Dali partimos para a cidade velha.
Gostámos do que vimos e foi por lá que senti a História a passar
por nós.
E de quem me lembrei? Sobretudo da Rainha Cristina e de duas personalidades tão díspares como D. António Pimentel do Lago e de Descartes.
Cristina convidou Descartes para ensinar filosofia aos suecos na
condição de a ensinar a ela também. O ilustre filósofo tinha que rumar ao
palácio real logo pela manhãzinha e apanhou uma pneumonia que o levou para o
além…
D. António Pimentel do Lago, natural de Amarante, era o Embaixador
de Filipe IV de Espanha e III de Portugal junto da Coroa Sueca.

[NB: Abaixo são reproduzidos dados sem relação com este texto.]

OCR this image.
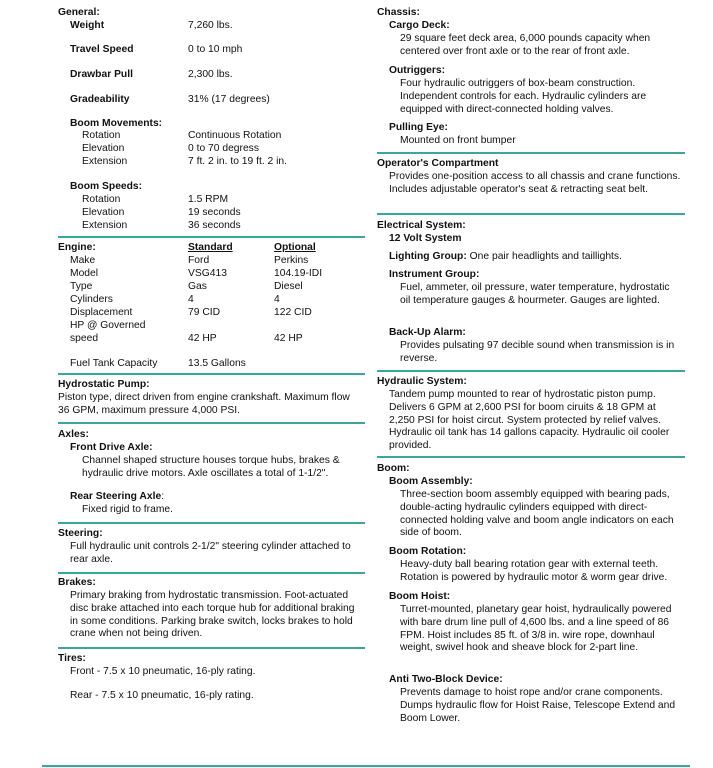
General:
Weight	7,260 lbs.
Travel Speed	0 to 10 mph
Drawbar Pull	2,300 lbs.
Gradeability	31% (17 degrees)
Boom Movements:
Rotation	Continuous Rotation
Elevation	0 to 70 degress
Extension	7 ft. 2 in. to 19 ft. 2 in.
Boom Speeds:
Rotation	1.5 RPM
Elevation	19 seconds
Extension	36 seconds
Engine:	Standard	Optional
Make	Ford	Perkins
Model	VSG413	104.19-IDI
Type	Gas	Diesel
Cylinders	4	4
Displacement	79 CID	122 CID
HP @ Governed
speed	42 HP	42 HP
Fuel Tank Capacity	13.5 Gallons
Hydrostatic Pump:
Piston type, direct driven from engine crankshaft. Maximum flow 36 GPM, maximum pressure 4,000 PSI.
Axles:
Front Drive Axle:
Channel shaped structure houses torque hubs, brakes & hydraulic drive motors. Axle oscillates a total of 1-1/2".
Rear Steering Axle:
Fixed rigid to frame.
Steering:
Full hydraulic unit controls 2-1/2" steering cylinder attached to rear axle.
Brakes:
Primary braking from hydrostatic transmission. Foot-actuated disc brake attached into each torque hub for additional braking in some conditions. Parking brake switch, locks brakes to hold crane when not being driven.
Tires:
Front - 7.5 x 10 pneumatic, 16-ply rating.
Rear - 7.5 x 10 pneumatic, 16-ply rating.
Chassis:
Cargo Deck:
29 square feet deck area, 6,000 pounds capacity when centered over front axle or to the rear of front axle.
Outriggers:
Four hydraulic outriggers of box-beam construction. Independent controls for each. Hydraulic cylinders are equipped with direct-connected holding valves.
Pulling Eye:
Mounted on front bumper
Operator's Compartment
Provides one-position access to all chassis and crane functions. Includes adjustable operator's seat & retracting seat belt.
Electrical System:
12 Volt System
Lighting Group: One pair headlights and taillights.
Instrument Group:
Fuel, ammeter, oil pressure, water temperature, hydrostatic oil temperature gauges & hourmeter. Gauges are lighted.
Back-Up Alarm:
Provides pulsating 97 decible sound when transmission is in reverse.
Hydraulic System:
Tandem pump mounted to rear of hydrostatic piston pump. Delivers 6 GPM at 2,600 PSI for boom ciruits & 18 GPM at 2,250 PSI for hoist circut. System protected by relief valves. Hydraulic oil tank has 14 gallons capacity. Hydraulic oil cooler provided.
Boom:
Boom Assembly:
Three-section boom assembly equipped with bearing pads, double-acting hydraulic cylinders equipped with direct-connected holding valve and boom angle indicators on each side of boom.
Boom Rotation:
Heavy-duty ball bearing rotation gear with external teeth. Rotation is powered by hydraulic motor & worm gear drive.
Boom Hoist:
Turret-mounted, planetary gear hoist, hydraulically powered with bare drum line pull of 4,600 lbs. and a line speed of 86 FPM. Hoist includes 85 ft. of 3/8 in. wire rope, downhaul weight, swivel hook and sheave block for 2-part line.
Anti Two-Block Device:
Prevents damage to hoist rope and/or crane components. Dumps hydraulic flow for Hoist Raise, Telescope Extend and Boom Lower.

Socialmente
conhecido por «O Amarante», o Embaixador teria encantos especiais por que a
Rainha se deixou seduzir mas, infelizmente, tuberculizou e morreu no regaço (ou
no leito?) de Sua Majestade. A dor de Cristina foi tal que fundou uma Ordem
Honorífica a que chamou «Stora
Amaranterorden» e a que nós chamamos «Grande
Ordem de Amarante». Trata-se ainda hoje da mais importante Ordem sueca.
E foi por isto tudo que me senti a passar. Gostei, claro!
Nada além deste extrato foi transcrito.